Mentari mengangguk, "oke. Kamu duduk aja. Aku ngeri lihat perut melendung kamu. Udah tahu hamil gede, masih aja bolak-balik, lincah banget," keluh Mentari.

Senja tertawa. "Nambah lagi yang cerewet satu ini," balas Senja.

"Demi kamu, Senja," sahut Mentari mencebikkan bibir. Dia tidak mau kembarannya kenapa-napa.

"Iya, iya. Aku keluar dulu, kamu siap-siap," ulang Senja sebelum keluar dari kamar Mentari.

Selepas Senja pergi, Mentari segera bersiap. Dia tidak mau nanti kembarannya itu balik lagi hanya untuk memanggilnya. Mentari yang ngilu melihat Senja dengan perut besarnya.

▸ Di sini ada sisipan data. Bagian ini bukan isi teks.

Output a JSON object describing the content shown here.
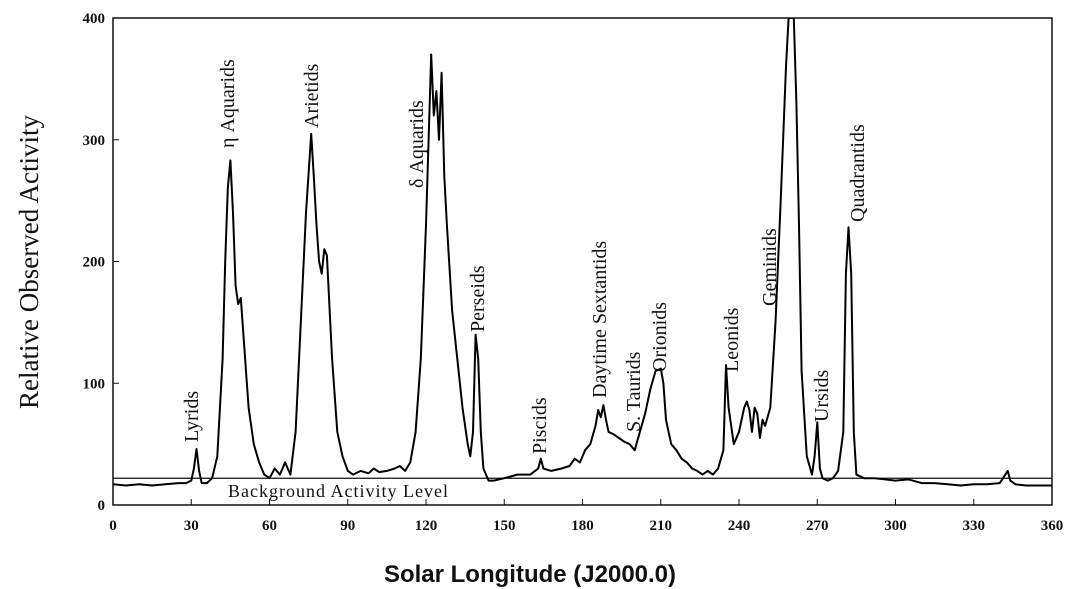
{
  "chart_data": {
    "type": "line",
    "xlabel": "Solar Longitude (J2000.0)",
    "ylabel": "Relative Observed Activity",
    "xlim": [
      0,
      360
    ],
    "ylim": [
      0,
      400
    ],
    "xticks": [
      0,
      30,
      60,
      90,
      120,
      150,
      180,
      210,
      240,
      270,
      300,
      330,
      360
    ],
    "yticks": [
      0,
      100,
      200,
      300,
      400
    ],
    "background_level": 22,
    "background_label": "Background Activity Level",
    "annotations": [
      "Lyrids",
      "η Aquarids",
      "Arietids",
      "δ Aquarids",
      "Perseids",
      "Piscids",
      "Daytime Sextantids",
      "S. Taurids",
      "Orionids",
      "Leonids",
      "Geminids",
      "Ursids",
      "Quadrantids"
    ],
    "series": [
      {
        "color": "#000000",
        "x": [
          0,
          5,
          10,
          15,
          20,
          25,
          28,
          30,
          31,
          32,
          33,
          34,
          36,
          38,
          40,
          42,
          43,
          44,
          45,
          46,
          47,
          48,
          49,
          50,
          52,
          54,
          56,
          58,
          60,
          62,
          64,
          66,
          68,
          70,
          72,
          74,
          76,
          77,
          78,
          79,
          80,
          81,
          82,
          84,
          86,
          88,
          90,
          92,
          95,
          98,
          100,
          102,
          105,
          108,
          110,
          112,
          114,
          116,
          118,
          120,
          121,
          122,
          123,
          124,
          125,
          126,
          127,
          128,
          130,
          132,
          134,
          136,
          137,
          138,
          139,
          140,
          141,
          142,
          144,
          146,
          150,
          155,
          160,
          163,
          164,
          165,
          168,
          172,
          175,
          177,
          179,
          181,
          183,
          185,
          186,
          187,
          188,
          189,
          190,
          192,
          194,
          196,
          198,
          200,
          202,
          204,
          206,
          208,
          210,
          211,
          212,
          214,
          216,
          218,
          220,
          222,
          224,
          226,
          228,
          230,
          232,
          234,
          235,
          236,
          238,
          240,
          242,
          243,
          244,
          245,
          246,
          247,
          248,
          249,
          250,
          252,
          254,
          256,
          258,
          259,
          260,
          261,
          262,
          263,
          264,
          266,
          268,
          269,
          270,
          271,
          272,
          274,
          276,
          278,
          280,
          281,
          282,
          283,
          284,
          285,
          288,
          292,
          296,
          300,
          305,
          310,
          315,
          320,
          325,
          330,
          335,
          340,
          343,
          344,
          346,
          350,
          355,
          360
        ],
        "values": [
          17,
          16,
          17,
          16,
          17,
          18,
          18,
          20,
          30,
          46,
          28,
          18,
          18,
          22,
          40,
          120,
          200,
          260,
          283,
          240,
          180,
          165,
          170,
          140,
          80,
          50,
          35,
          25,
          22,
          30,
          25,
          35,
          25,
          60,
          150,
          240,
          305,
          270,
          230,
          200,
          190,
          210,
          205,
          120,
          60,
          40,
          28,
          25,
          28,
          26,
          30,
          27,
          28,
          30,
          32,
          28,
          35,
          60,
          120,
          230,
          300,
          370,
          320,
          340,
          300,
          355,
          270,
          230,
          160,
          120,
          80,
          50,
          40,
          60,
          140,
          120,
          60,
          30,
          20,
          20,
          22,
          25,
          25,
          30,
          38,
          30,
          28,
          30,
          32,
          38,
          35,
          45,
          50,
          65,
          78,
          72,
          82,
          70,
          60,
          58,
          55,
          52,
          50,
          45,
          60,
          75,
          95,
          110,
          112,
          100,
          70,
          50,
          45,
          38,
          35,
          30,
          28,
          25,
          28,
          25,
          30,
          45,
          115,
          80,
          50,
          60,
          80,
          85,
          78,
          60,
          80,
          75,
          55,
          70,
          65,
          80,
          150,
          250,
          360,
          400,
          400,
          400,
          330,
          230,
          110,
          40,
          25,
          40,
          68,
          30,
          22,
          20,
          22,
          28,
          60,
          190,
          228,
          190,
          60,
          25,
          22,
          22,
          21,
          20,
          21,
          18,
          18,
          17,
          16,
          17,
          17,
          18,
          28,
          20,
          17,
          16,
          16,
          16
        ]
      }
    ]
  }
}
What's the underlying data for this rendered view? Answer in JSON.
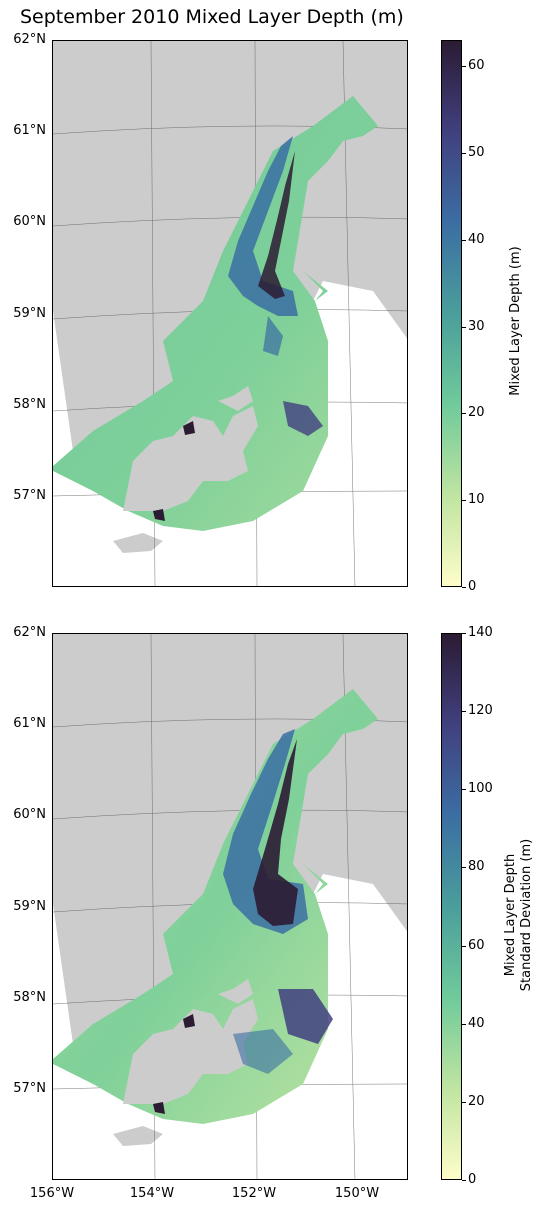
{
  "title": "September 2010 Mixed Layer Depth (m)",
  "lat_labels": [
    "62°N",
    "61°N",
    "60°N",
    "59°N",
    "58°N",
    "57°N"
  ],
  "lon_labels": [
    "156°W",
    "154°W",
    "152°W",
    "150°W"
  ],
  "colors": {
    "land": "#cccccc",
    "ocean_background": "#ffffff",
    "colormap": [
      "#fefdc9",
      "#bfe4a1",
      "#6fca9b",
      "#4a9e9b",
      "#3b6ea3",
      "#41407f",
      "#2b1b33"
    ]
  },
  "panels": [
    {
      "colorbar_label": "Mixed Layer Depth (m)",
      "colorbar_ticks": [
        "0",
        "10",
        "20",
        "30",
        "40",
        "50",
        "60"
      ],
      "colorbar_range": [
        0,
        63
      ]
    },
    {
      "colorbar_label_line1": "Mixed Layer Depth",
      "colorbar_label_line2": "Standard Deviation (m)",
      "colorbar_ticks": [
        "0",
        "20",
        "40",
        "60",
        "80",
        "100",
        "120",
        "140"
      ],
      "colorbar_range": [
        0,
        140
      ]
    }
  ]
}
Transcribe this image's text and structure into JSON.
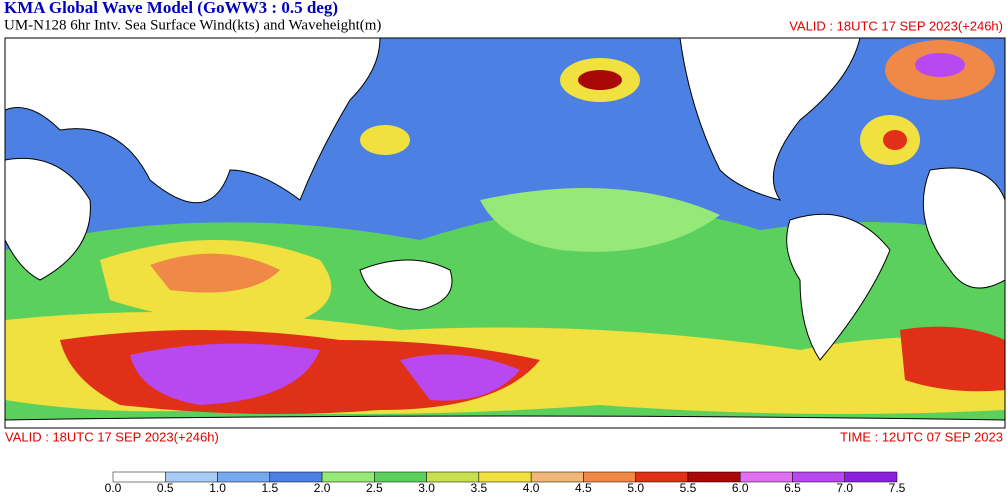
{
  "header": {
    "title": "KMA  Global Wave Model (GoWW3 : 0.5 deg)",
    "subtitle": "UM-N128  6hr Intv. Sea Surface Wind(kts) and Waveheight(m)",
    "valid": "VALID : 18UTC 17 SEP 2023(+246h)"
  },
  "footer": {
    "valid": "VALID : 18UTC 17 SEP 2023(+246h)",
    "time": "TIME : 12UTC 07 SEP 2023"
  },
  "colorbar": {
    "labels": [
      "0.0",
      "0.5",
      "1.0",
      "1.5",
      "2.0",
      "2.5",
      "3.0",
      "3.5",
      "4.0",
      "4.5",
      "5.0",
      "5.5",
      "6.0",
      "6.5",
      "7.0",
      "7.5"
    ],
    "colors": [
      "#ffffff",
      "#a8ccf4",
      "#78a8ee",
      "#4c80e2",
      "#96e878",
      "#5cd05c",
      "#c8e050",
      "#f0e040",
      "#f0b878",
      "#f08848",
      "#e03018",
      "#a80808",
      "#e070f0",
      "#b848f0",
      "#8c20e0"
    ]
  }
}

Sekitar tiga puluh menit bersiap, Mentari keluar dari kamar. Acara akan dimulai sekitar satu jam lagi. Sebenarnya ini bukan acara besar, hanya makan malam biasa dengan beberapa rekan terdekat saja. Apalagi semenjak tinggal di rumah baru ini, Senja memiliki banyak teman dari penghuni rumah di komplek ini.

"Mami, ayo!" Mentari menoleh kala mendengar suara Yosi memanggilnya.

"Ke mana?" tanya Mentari bingung saat gadis itu menarik tangannya.

"Ke belakang, ayo," Yosi bersemangat dengan senyuman manisnya. Mentari ikut tertular dan mengikuti langkah gadis tersebut ke halaman belakang.

Tak bertahan lama, senyuman lebar Mentari seketika lenyap entah ke mana. Ada dia. Mentari masih sangat mengingatnya. Bahkan, dari belakang saja, Mentari tahu siapa pria yang kini duduk bersama Hasna dan sedang tertawa.

"Mami!" Yessi yang tengah duduk di atas pangkuan seorang wanita yang tidak Mentari ketahui siapa, memanggilnya.

Mentari menahan napas saat orang yang sejak tadi ia perhatikan seketika menoleh. Pijakan Mentari seolah lunak, tubuhnya hampir saja tumbang kalau Yosi tidak sedang memegangnya.

"Mami kenapa? Mukanya pucat, Mami sakit? Kita ke kamar aja, yuk," ajak Yosi dengan wajah panik.

Mentari tetap diam. Apalagi saat pria itu beranjak dan berjalan ke arahnya. Mentari melepaskan tangan Yosi, lalu berbalik sambil tergesa untuk kembali ke dalam rumah.

"Mentari!"

Mentari menggeleng, langkahnya semakin cepat dan terkesan berlari. Ternyat, hatinya belum siap. Hatinya belum sembuh. Dan, apakah pria itu sudah menemukan wanita yang dia inginkan? Kalau iya, Mentari ingin pergi saja selamanya untuk mengubur hatinya.

Setelah disakiti dengan sangat kejam, ternyata perasaannya untuk pria itu masih saja tidak berubah.